Identification of genes that affect sensitivity to 5-bromodeoxyuridine in the yeast Saccharomyces cerevisiae.

Small molecules that exhibit biological effects have been successfully used to study various biological phenomena. 5-Bromodeoxyuridine (BrdU) is a thymidine analog that affects various biological processes, such as cellular differentiation and cellular senescence in cultured mammalian cells. Although BrdU is thought to modulate these phenomena by changing chromatin structure and gene expression, the molecular mechanisms for the action of BrdU are not understood well. To analyze the molecular mechanisms of BrdU with genetic methods, we used the yeast Saccharomyces cerevisiae as a model.
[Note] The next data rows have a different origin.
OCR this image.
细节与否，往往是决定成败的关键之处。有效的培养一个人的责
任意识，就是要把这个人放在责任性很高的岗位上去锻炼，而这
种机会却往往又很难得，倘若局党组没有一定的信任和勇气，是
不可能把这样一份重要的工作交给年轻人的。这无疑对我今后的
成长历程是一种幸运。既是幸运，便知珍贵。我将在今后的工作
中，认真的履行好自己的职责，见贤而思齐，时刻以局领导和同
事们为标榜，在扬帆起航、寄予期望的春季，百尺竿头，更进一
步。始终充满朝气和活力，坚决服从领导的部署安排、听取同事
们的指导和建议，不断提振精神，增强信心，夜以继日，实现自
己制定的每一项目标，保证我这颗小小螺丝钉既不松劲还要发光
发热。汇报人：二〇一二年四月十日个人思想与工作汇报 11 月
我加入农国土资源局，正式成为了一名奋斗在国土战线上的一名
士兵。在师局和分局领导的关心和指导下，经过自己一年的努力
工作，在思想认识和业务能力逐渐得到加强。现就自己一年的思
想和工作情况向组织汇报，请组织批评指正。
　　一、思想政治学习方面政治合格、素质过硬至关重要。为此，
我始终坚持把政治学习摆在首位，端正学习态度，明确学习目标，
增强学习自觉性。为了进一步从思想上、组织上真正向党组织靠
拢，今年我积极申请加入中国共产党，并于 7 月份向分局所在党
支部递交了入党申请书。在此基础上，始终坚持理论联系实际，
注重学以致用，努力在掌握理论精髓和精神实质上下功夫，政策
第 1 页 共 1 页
Our genetic screening has revealed that a defect in MPT5/HTR1/UTH4/PUF5 led to an increased sensitivity to BrdU, and that overexpression of VHT1 or SDT1 led to resistance to BrdU. The increased sensitivity to BrdU caused by a defect in MPT5 was suppressed by a mutation in SIR2, SIR3, or SIR4, which is involved in chromatin silencing and transcriptional repression. These findings suggest that chromatin silencing proteins are involved in the modulation of the cellular phenomena by BrdU, and would provide clues to answer the old question of how BrdU affects various biological phenomena.